Mika Lewandowska to siedemnastoletnia dziewczyna, która ze znanych tylko sobie powodów uwielbia gry komputerowe. Pewnego dnia w jej szkole dochodzi do strzelaniny, a służby twierdzą, że sprawca może mieć coś wspólnego z kontrowersyjną grą, stworzoną w najnowszej technologii. Na prośbę zaprzyjaźnionego policjanta Mika zmienia tożsamość, wyjeżdża z Warszawy i zagłębia się w fascynujący świat gry, w poszukiwaniu wskazówek.

Na Io - wulkanicznym księżycu Jowisza - Mice dane jest zmierzyć się z MORDERSTWEM, ZDRADĄ, ZEMSTĄ, a nawet z PRZYJACIÓŁMI i własną MIŁOŚCIĄ. Czy uda jej się to przetrwać, nie tylko w grze, ale i w realnym świecie?

Książka pochłonęła mnie bez reszty, a z początku bezsensowne przypadki z czasem układały się w logiczną całość. Jestem pod wrażeniem trudu, jaki musiała włożyć autorka, aby stworzyć tak genialną (chociaż - po skończeniu książki - wręcz banalną) opowieść. Jeżeli tylko ukaże się druga część, natychmiast znajdzie się na mojej liście książek do przeczytania. Polecam.

Igor Odias

"Korczynek"




"Ostatni ślad" - Charlotte Link

Zacznę od autorki. Charlotte Link to kultowa niemiecka pisarka, która podbiła serca milionów czytelników, a w tym moje.
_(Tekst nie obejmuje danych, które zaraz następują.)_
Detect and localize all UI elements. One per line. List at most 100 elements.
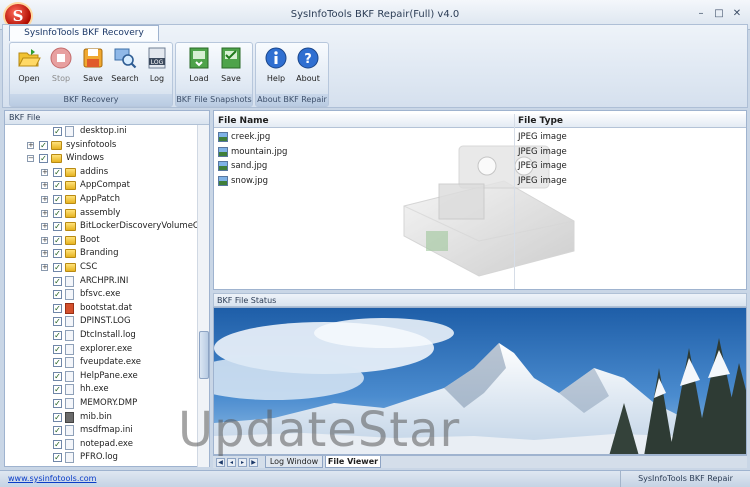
tree-item-label: addins — [80, 166, 109, 177]
save-snapshot-label: Save — [221, 74, 241, 83]
minimize-button[interactable]: – — [694, 8, 708, 20]
tree-expander-icon[interactable]: + — [41, 168, 48, 176]
stop-button[interactable]: Stop — [45, 46, 77, 83]
tree-item-label: DtcInstall.log — [80, 330, 136, 340]
tree-expander-icon[interactable]: + — [41, 209, 48, 217]
tree-expander-icon[interactable]: + — [41, 236, 48, 244]
file-list-row[interactable]: snow.jpg JPEG image — [214, 174, 746, 188]
image-file-icon — [218, 132, 228, 142]
file-icon — [65, 370, 74, 382]
tree-checkbox[interactable]: ✓ — [53, 222, 62, 232]
tree-checkbox[interactable]: ✓ — [53, 235, 62, 245]
load-snapshot-button[interactable]: Load — [183, 46, 215, 83]
tree-checkbox[interactable]: ✓ — [39, 154, 48, 164]
image-file-icon — [218, 175, 228, 186]
tree-checkbox[interactable]: ✓ — [53, 371, 62, 381]
folder-icon — [51, 154, 62, 164]
file-icon — [65, 398, 74, 409]
column-header-file-name[interactable]: File Name — [218, 114, 269, 128]
website-link[interactable]: www.sysinfotools.com — [8, 474, 96, 483]
tab-prev-button[interactable]: ◂ — [227, 458, 236, 467]
svg-text:LOG: LOG — [151, 59, 164, 66]
tree-checkbox[interactable]: ✓ — [53, 249, 62, 259]
tab-next-button[interactable]: ▸ — [238, 458, 247, 467]
file-type-cell: JPEG image — [518, 175, 567, 186]
question-icon: ? — [297, 47, 319, 69]
group-bkf-recovery: Open Stop Save Search LOG Log BKF Recove… — [9, 42, 173, 107]
tree-checkbox[interactable]: ✓ — [53, 195, 62, 204]
tree-checkbox[interactable]: ✓ — [53, 426, 62, 436]
file-icon — [65, 316, 74, 328]
tree-item-label: MEMORY.DMP — [80, 398, 138, 408]
log-button[interactable]: LOG Log — [141, 46, 173, 83]
tab-last-button[interactable]: ▶ — [249, 458, 258, 467]
tree-checkbox[interactable]: ✓ — [39, 140, 48, 150]
ribbon-tab-bkf-recovery[interactable]: SysInfoTools BKF Recovery — [9, 25, 159, 41]
tree-checkbox[interactable]: ✓ — [53, 276, 62, 286]
file-list-row[interactable]: creek.jpg JPEG image — [214, 130, 746, 144]
about-label: About — [296, 74, 320, 83]
tree-checkbox[interactable]: ✓ — [53, 344, 62, 354]
help-button[interactable]: Help — [260, 46, 292, 83]
file-list-row[interactable]: sand.jpg JPEG image — [214, 159, 746, 173]
tree-checkbox[interactable]: ✓ — [53, 263, 62, 272]
save-button[interactable]: Save — [77, 46, 109, 83]
folder-icon — [65, 167, 76, 177]
tree-checkbox[interactable]: ✓ — [53, 453, 62, 463]
tree-checkbox[interactable]: ✓ — [53, 385, 62, 395]
tree-checkbox[interactable]: ✓ — [53, 412, 62, 422]
column-header-file-type[interactable]: File Type — [518, 114, 563, 128]
tree-expander-icon[interactable]: + — [41, 223, 48, 231]
tree-checkbox[interactable]: ✓ — [53, 331, 62, 340]
tree-item-label: bfsvc.exe — [80, 289, 121, 300]
floppy-disk-icon — [83, 48, 103, 68]
tree-checkbox[interactable]: ✓ — [53, 127, 62, 136]
tree-item-label: notepad.exe — [80, 438, 133, 449]
tree-checkbox[interactable]: ✓ — [53, 439, 62, 449]
tab-first-button[interactable]: ◀ — [216, 458, 225, 467]
tree-item-label: Boot — [80, 234, 100, 245]
tree-item-label: bootstat.dat — [80, 302, 133, 313]
tree-checkbox[interactable]: ✓ — [53, 290, 62, 300]
folder-icon — [65, 195, 76, 204]
tree-checkbox[interactable]: ✓ — [53, 399, 62, 408]
tree-expander-icon[interactable]: + — [27, 141, 34, 149]
tree-checkbox[interactable]: ✓ — [53, 303, 62, 313]
search-button[interactable]: Search — [109, 46, 141, 83]
file-icon — [65, 384, 74, 396]
file-icon — [65, 452, 74, 464]
tree-expander-icon[interactable]: + — [41, 250, 48, 258]
watermark-text: UpdateStar — [178, 402, 461, 458]
maximize-button[interactable]: □ — [712, 8, 726, 20]
file-icon — [65, 343, 74, 355]
tree-item-label: sysinfotools — [66, 139, 117, 150]
tree-item-label: AppPatch — [80, 194, 120, 204]
tree-expander-icon[interactable]: − — [27, 155, 34, 163]
tree-item-label: assembly — [80, 207, 121, 218]
tree-item-label: hh.exe — [80, 384, 109, 395]
folder-icon — [65, 181, 76, 191]
svg-text:?: ? — [304, 52, 312, 67]
file-list-row[interactable]: mountain.jpg JPEG image — [214, 145, 746, 159]
file-list-pane: File Name File Type creek.jpg JPEG image m… — [213, 110, 747, 290]
tree-item-label: explorer.exe — [80, 343, 133, 354]
open-button[interactable]: Open — [13, 46, 45, 83]
save-snapshot-button[interactable]: Save — [215, 46, 247, 83]
tree-checkbox[interactable]: ✓ — [53, 317, 62, 327]
tree-item-label: HelpPane.exe — [80, 370, 138, 381]
status-bar-product-name: SysInfoTools BKF Repair — [620, 471, 750, 487]
tree-checkbox[interactable]: ✓ — [53, 181, 62, 191]
tree-expander-icon[interactable]: + — [41, 182, 48, 190]
file-name-cell: mountain.jpg — [231, 146, 288, 157]
bkf-file-tree-header: BKF File — [5, 111, 209, 125]
tree-expander-icon[interactable]: + — [41, 264, 48, 271]
tree-checkbox[interactable]: ✓ — [53, 208, 62, 218]
tree-expander-icon[interactable]: + — [41, 196, 48, 203]
about-button[interactable]: ? About — [292, 46, 324, 83]
tree-scrollbar-thumb[interactable] — [199, 331, 209, 379]
tree-checkbox[interactable]: ✓ — [53, 167, 62, 177]
tree-checkbox[interactable]: ✓ — [53, 358, 62, 368]
group-caption-bkf-recovery: BKF Recovery — [10, 94, 172, 106]
close-button[interactable]: ✕ — [730, 8, 744, 20]
image-file-icon — [218, 161, 228, 171]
Dotychczas przeczytałem jedną jej książkę, a mianowicie "Ostatni ślad", w której można znaleźć wszystko począwszy od wątku tajemnicy, poprzez trudne psychologiczne zagadki a skończywszy na gorącym romansie dziennikarki i głównego podejrzanego w sprawie. Nie mogę też zapomnieć o dramatycznych scenach bijatyk mściwego, psychicznie chorego mężczyzny z naprawdę zakochanym facetem. Idzie, oczywiście, o piękną kobietę.

Książka jest napisana w brytyjskim stylu, który bardzo mi się spodobał. Jest jednak coś, co niezmiernie mnie w nim wkurza. Jest to ciągłe powtarzanie przez autorkę frazy: "ostatni/jedyny punkt zaczepienia". W pewnym momencie słowa te niemal doprowadziły mnie do szału. Jednak...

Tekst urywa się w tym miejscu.